Most builders are used to inspectors investigating their work. You may even want the inspector to come at the end of each significant building phase. But if the builder objects entirely to inspections, that’s a sign that there may be something worth hiding.
3: A Home Warranty
You should also consider a good home warranty for the same reasons you want an inspection. Even with a skilled builder that goes through a check, some problems may still arise later. It may even take years for any mistakes to materialize in your home, making a home warranty ever more critical for the newly built home.
You need this warranty if you seek a mortgage loan to finance the construction of the newly built property.
Home warranty varies, but the longer yours is, the more likely you will use it. Most home warranties cover major construction defects. Make sure you’re satisfied with the home warranty before taking possession of the house.
The warranty should state what is covered and not in explicit language.
4: A Better Mortgage
Another major mistake some home buyers make is not looking around for a better mortgage.
If you go through a builder to build a brand new house, they will generally have either an in-house financing service or lenders they work with regularly. Unless you compare their rates to other lenders, you cannot know if you’re getting a fair deal.
When going through new construction mortgage options, you often need to be careful with the builder’s recommended lender.
Lenders that work with builders frequently make their offers look better than they are. For example, they may offer you a $10,000 incentive for choosing them. That sounds good for a moment, but if their interest rates are even a quarter of a percentage point higher than another lender’s, you’ll end up paying that “incentive” back and then some.

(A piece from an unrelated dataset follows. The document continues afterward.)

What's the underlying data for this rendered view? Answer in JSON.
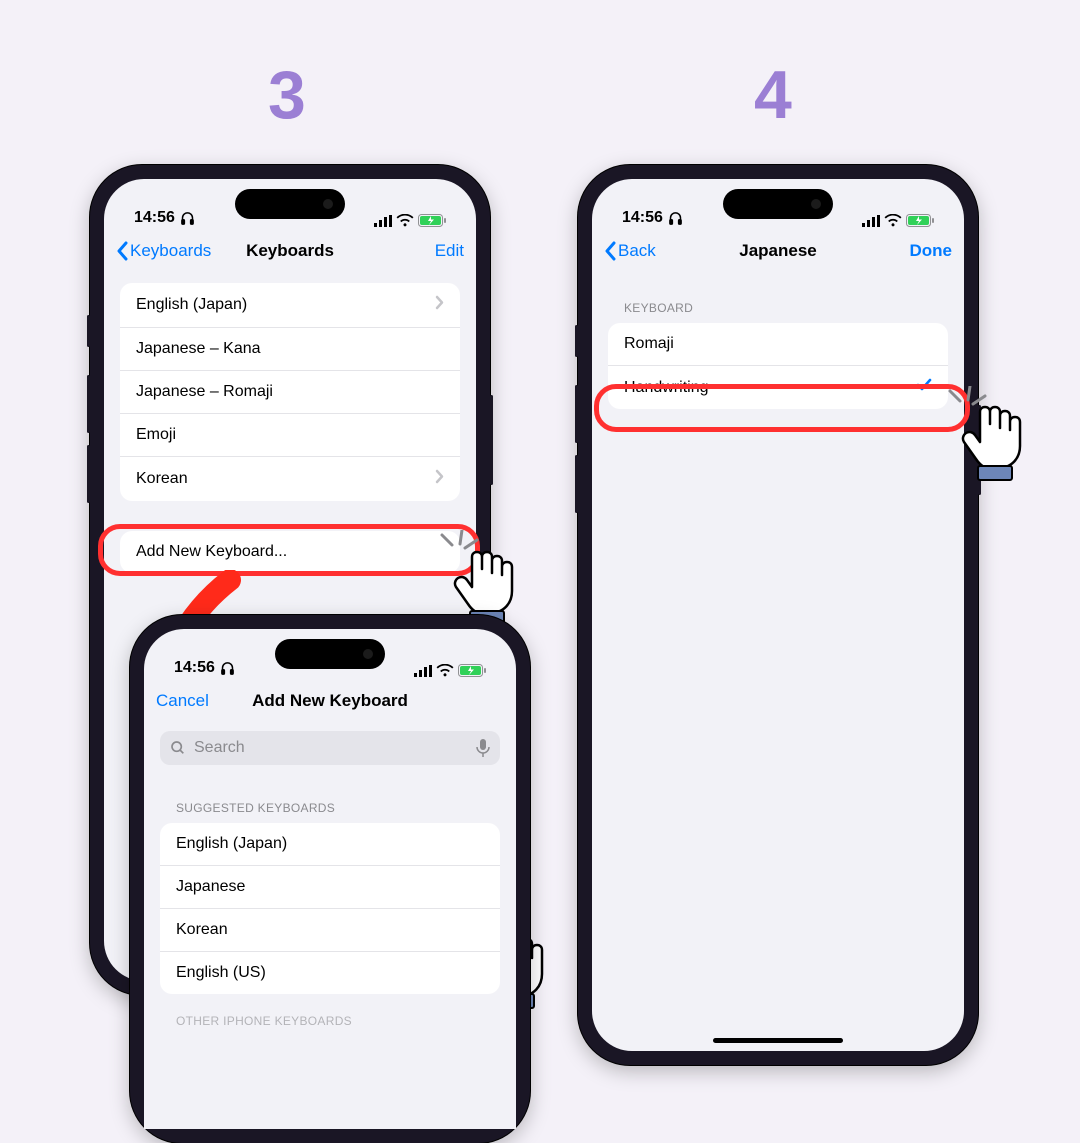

The point here is that you never know until you ask. Look around for different lenders and review their offers for the best rates and terms.
5: A Professional Builder
We’ve talked about issues relating to your builder but not your actual builder. There are several mistakes that many homebuyers make when choosing and working with builders.
Researching builders isn’t fun or straightforward. There are many builders in the industry, and most are pretty busy, even providing you with detailed information about their past projects. But it’s possible to find everything you need to know on Google.

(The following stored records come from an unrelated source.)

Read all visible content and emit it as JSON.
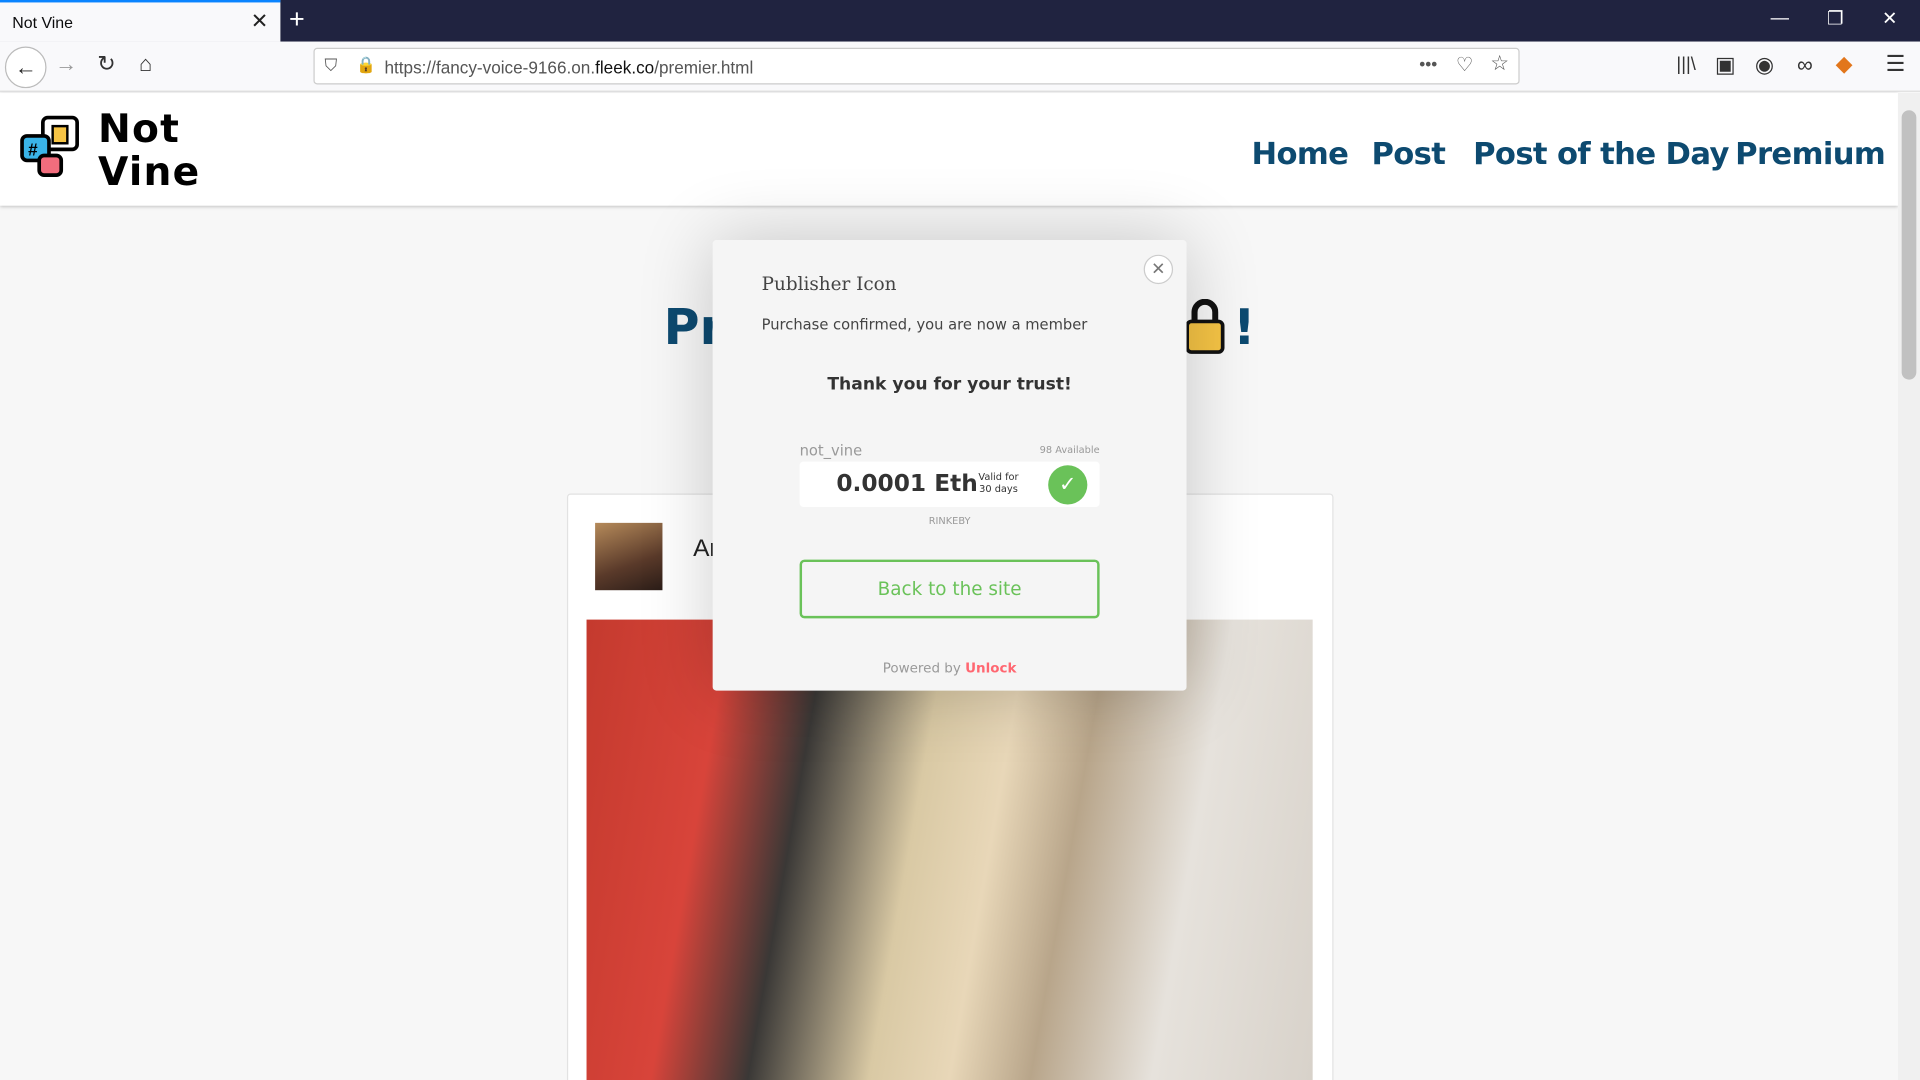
{
  "browser": {
    "tab_title": "Not Vine",
    "url_prefix": "https://fancy-voice-9166.on.",
    "url_domain": "fleek.co",
    "url_path": "/premier.html"
  },
  "site": {
    "logo_line1": "Not",
    "logo_line2": "Vine",
    "nav": [
      "Home",
      "Post",
      "Post of the Day",
      "Premium"
    ],
    "heading_left": "Pr",
    "heading_right": "!",
    "author_partial": "Ar"
  },
  "modal": {
    "title": "Publisher Icon",
    "subtitle": "Purchase confirmed, you are now a member",
    "thanks": "Thank you for your trust!",
    "lock_name": "not_vine",
    "available": "98 Available",
    "price": "0.0001 Eth",
    "valid_line1": "Valid for",
    "valid_line2": "30 days",
    "network": "RINKEBY",
    "back_button": "Back to the site",
    "powered_by": "Powered by",
    "brand": "Unlock"
  },
  "colors": {
    "nav": "#0d4a70",
    "success": "#6ac259",
    "unlock": "#ff6771",
    "tabbar": "#202340"
  }
}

If you’re unsure which, local builders would be right for you. It’s worth the time and money to consult a real estate agent.
You can find information on builders through online reviews and testimonials. You can also connect with many of them on social media. Builders will show their work to their followers. Most good and reputable builders are happy to discuss their work with you. Even if they don’t have a growing online presence, they will still be glad to answer your questions and discuss your options.
6: A Better Deal
Next, many people aren’t aware that countless things in life are negotiable. Many home buyers think negotiating with a builder is rude or impossible. That’s simply untrue.
Builder’s compensation comes in many forms, and there are usually areas where they are open to negotiation. This is a large part of a real estate agent’s job. They negotiate with builders on individual fees all the time. Builders often pay agent commissions, so getting a pro negotiator doesn’t need to cost you.
Overall, you need to ask to get an answer. If you don’t want to negotiate with a builder, either yourself or through an agent, you will never know if you could have saved much money.
7: Your Neighbourhood
The thrill of having a new house built for you can distract you from some of the more practical elements of homeownership. Regardless of how nicely your home is made, a massive chunk of its value is attached to your new neighbourhood. Location is everything, and no builder can help you ensure your whole neighbourhood will develop in an agreeable direction.
Regardless of whatever else you try to get from a new house, remember to pay attention to the neighbourhood. Pay attention to connections to major routes and public transportation. Assess the local school district and check out all the local amenities.